When the bipolar pulse is output from the flyback transformer FBT and input to the base of the first transistor Q10, the first transistor Q40 inverts the phase while amplifying the bipolar pulse to a predetermined level to generate a negative retrace signal. do. The OSD 50 recognizes the negative retrace signal output from the first transistor Q40.

The second transistor Q50, which receives the collector signal of the first transistor Q40 to the base side, inverts the phase while amplifying the collector signal of the first transistor Q40 to a predetermined level to generate a bipolar retrace signal. Thus, the video signal preamplifier 40 recognizes this bipolar blanking signal.

Thus, the present invention constitutes a blanking signal supply circuit using two transistors to provide the OSD with a negative blanking signal generated in the process of generating a positive blanking signal that can be recognized by the video signal preamplifier. The circuit configuration is simplified.
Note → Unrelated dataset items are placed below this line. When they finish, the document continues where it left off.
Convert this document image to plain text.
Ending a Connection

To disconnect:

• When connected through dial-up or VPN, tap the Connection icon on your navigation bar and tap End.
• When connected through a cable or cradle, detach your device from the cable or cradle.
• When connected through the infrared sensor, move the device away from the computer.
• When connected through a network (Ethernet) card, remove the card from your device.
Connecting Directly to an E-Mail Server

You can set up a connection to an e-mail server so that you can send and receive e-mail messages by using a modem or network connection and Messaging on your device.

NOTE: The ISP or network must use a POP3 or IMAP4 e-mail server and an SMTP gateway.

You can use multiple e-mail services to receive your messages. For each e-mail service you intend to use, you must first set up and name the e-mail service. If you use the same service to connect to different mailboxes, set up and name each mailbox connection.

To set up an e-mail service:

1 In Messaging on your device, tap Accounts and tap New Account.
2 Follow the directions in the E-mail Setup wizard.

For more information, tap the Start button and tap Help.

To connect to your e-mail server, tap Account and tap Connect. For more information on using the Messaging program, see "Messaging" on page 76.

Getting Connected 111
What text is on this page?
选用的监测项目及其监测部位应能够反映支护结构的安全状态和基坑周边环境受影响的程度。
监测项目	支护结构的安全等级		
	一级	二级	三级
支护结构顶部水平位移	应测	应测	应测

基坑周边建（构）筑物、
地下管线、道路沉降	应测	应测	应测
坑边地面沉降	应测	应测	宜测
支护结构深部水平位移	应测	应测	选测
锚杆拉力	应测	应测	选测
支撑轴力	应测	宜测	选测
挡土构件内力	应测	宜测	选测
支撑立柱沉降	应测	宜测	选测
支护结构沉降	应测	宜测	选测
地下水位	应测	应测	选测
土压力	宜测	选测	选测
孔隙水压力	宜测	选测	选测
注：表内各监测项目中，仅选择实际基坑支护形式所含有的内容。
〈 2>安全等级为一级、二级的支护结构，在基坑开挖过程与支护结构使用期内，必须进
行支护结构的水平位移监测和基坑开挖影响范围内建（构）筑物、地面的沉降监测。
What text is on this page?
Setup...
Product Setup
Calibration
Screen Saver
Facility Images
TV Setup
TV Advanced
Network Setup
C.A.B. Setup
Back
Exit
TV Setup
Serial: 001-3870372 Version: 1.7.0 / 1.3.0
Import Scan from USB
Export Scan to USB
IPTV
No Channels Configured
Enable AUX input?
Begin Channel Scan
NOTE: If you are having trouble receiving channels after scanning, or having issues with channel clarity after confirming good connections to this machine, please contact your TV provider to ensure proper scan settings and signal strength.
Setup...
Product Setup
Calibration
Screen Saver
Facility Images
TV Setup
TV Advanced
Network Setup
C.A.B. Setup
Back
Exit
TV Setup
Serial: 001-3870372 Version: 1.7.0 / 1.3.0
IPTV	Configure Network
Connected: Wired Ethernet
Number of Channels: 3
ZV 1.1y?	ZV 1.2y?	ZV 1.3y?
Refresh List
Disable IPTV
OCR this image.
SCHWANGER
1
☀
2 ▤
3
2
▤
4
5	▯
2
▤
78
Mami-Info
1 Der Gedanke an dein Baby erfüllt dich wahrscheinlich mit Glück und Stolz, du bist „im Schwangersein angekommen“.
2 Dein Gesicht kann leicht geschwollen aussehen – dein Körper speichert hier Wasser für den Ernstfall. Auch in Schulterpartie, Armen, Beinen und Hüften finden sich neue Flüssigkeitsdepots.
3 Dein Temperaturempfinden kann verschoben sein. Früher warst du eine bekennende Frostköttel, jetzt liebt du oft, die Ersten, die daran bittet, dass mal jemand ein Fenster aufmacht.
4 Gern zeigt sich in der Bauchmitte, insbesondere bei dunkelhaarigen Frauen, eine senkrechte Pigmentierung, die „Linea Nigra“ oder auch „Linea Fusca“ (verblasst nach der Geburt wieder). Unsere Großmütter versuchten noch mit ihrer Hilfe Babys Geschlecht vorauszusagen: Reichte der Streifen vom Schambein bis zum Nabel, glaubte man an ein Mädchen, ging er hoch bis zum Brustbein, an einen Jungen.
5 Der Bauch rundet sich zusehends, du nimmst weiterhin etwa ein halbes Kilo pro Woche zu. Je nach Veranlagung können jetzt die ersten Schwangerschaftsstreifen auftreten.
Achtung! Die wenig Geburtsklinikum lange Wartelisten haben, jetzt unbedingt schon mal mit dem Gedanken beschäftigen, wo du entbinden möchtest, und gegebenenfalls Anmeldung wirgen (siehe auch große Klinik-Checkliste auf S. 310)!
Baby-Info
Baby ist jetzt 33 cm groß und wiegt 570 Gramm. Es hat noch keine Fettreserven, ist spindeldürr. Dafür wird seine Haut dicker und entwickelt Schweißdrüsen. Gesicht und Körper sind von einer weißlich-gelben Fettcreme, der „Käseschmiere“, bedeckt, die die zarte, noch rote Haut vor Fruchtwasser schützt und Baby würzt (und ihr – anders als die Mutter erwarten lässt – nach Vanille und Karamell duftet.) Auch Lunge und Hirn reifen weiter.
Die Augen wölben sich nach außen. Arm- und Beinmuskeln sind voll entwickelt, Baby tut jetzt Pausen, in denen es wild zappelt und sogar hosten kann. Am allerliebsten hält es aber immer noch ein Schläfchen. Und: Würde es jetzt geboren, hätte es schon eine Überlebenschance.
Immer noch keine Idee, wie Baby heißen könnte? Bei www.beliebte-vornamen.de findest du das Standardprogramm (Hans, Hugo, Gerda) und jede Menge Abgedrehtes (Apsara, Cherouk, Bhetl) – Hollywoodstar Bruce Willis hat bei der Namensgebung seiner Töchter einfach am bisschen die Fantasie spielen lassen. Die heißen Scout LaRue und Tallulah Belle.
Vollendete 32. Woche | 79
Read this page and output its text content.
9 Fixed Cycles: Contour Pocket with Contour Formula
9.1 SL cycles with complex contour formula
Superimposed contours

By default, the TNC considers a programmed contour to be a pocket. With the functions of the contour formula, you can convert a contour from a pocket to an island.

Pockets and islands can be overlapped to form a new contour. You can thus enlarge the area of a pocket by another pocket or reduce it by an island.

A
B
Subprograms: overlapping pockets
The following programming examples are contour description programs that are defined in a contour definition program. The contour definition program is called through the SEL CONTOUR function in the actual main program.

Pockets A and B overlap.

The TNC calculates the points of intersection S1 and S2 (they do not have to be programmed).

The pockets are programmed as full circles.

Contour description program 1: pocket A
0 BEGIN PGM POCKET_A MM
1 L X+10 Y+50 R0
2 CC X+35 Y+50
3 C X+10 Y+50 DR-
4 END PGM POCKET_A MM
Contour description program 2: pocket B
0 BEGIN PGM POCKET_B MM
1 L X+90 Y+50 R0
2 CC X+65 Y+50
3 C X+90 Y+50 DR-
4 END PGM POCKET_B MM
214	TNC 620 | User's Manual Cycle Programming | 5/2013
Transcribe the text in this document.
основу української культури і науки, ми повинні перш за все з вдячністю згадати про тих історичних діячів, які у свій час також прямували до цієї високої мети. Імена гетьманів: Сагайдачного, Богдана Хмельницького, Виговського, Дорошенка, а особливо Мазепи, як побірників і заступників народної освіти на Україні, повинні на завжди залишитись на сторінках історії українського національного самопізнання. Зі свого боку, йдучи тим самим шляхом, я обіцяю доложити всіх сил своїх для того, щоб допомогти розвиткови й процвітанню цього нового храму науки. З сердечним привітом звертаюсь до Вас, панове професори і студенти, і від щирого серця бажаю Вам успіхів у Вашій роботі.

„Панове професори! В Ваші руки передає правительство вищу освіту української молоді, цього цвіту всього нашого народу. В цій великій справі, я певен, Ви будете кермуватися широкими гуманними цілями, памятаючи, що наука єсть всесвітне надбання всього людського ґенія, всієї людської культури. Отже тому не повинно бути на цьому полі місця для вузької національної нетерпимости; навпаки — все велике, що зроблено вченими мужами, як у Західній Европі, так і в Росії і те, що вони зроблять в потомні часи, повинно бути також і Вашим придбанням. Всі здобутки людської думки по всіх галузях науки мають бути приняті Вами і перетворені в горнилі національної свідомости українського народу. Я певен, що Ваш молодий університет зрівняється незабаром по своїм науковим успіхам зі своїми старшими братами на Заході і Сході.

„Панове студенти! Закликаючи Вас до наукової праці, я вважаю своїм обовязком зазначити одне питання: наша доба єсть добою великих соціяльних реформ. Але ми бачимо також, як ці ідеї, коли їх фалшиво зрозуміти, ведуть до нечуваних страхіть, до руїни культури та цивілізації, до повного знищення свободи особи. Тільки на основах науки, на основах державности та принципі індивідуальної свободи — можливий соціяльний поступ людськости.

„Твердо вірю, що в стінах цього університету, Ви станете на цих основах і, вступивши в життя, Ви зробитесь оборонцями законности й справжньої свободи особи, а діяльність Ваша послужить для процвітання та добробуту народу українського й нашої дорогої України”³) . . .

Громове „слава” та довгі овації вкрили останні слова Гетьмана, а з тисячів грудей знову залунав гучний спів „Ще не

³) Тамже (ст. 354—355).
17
As described above, the video blanking signal supply circuit according to the present invention configures the video blanking signal supply circuit with two transistors to generate a blanking signal that can be recognized by the video signal preamplifier and the OSD. There is an effect that the circuit configuration can be simplified.

Since the circuit configuration is simplified, the configuration cost is reduced.

Claims (3)

In a video retrace signal supply circuit for generating a video signal cancellation signal recognizable by a video signal preamplifier and a screen display (OSD) of a video signal display device, A first phase inverting unit for inverting the input positive polarity pulse and supplying the negative polarity canceling signal to the screen display unit; And a second phase inverting unit which phase inverts the signal output from the first phase inverting unit and supplies the video signal preamplifier to the video signal preamplifier as a bipolar blanking signal. The method of claim 1, wherein the first phase inversion unit, And a transistor for inverting a phase while amplifying an input bipolar pulse to a predetermined level and generating a negative retrace signal of the negative polarity pulse. The method of claim 1, wherein the second phase inversion unit, And a transistor for amplifying the output signal of the first phase inverting unit to a predetermined level and inverting the phase to generate a bipolar retrace signal.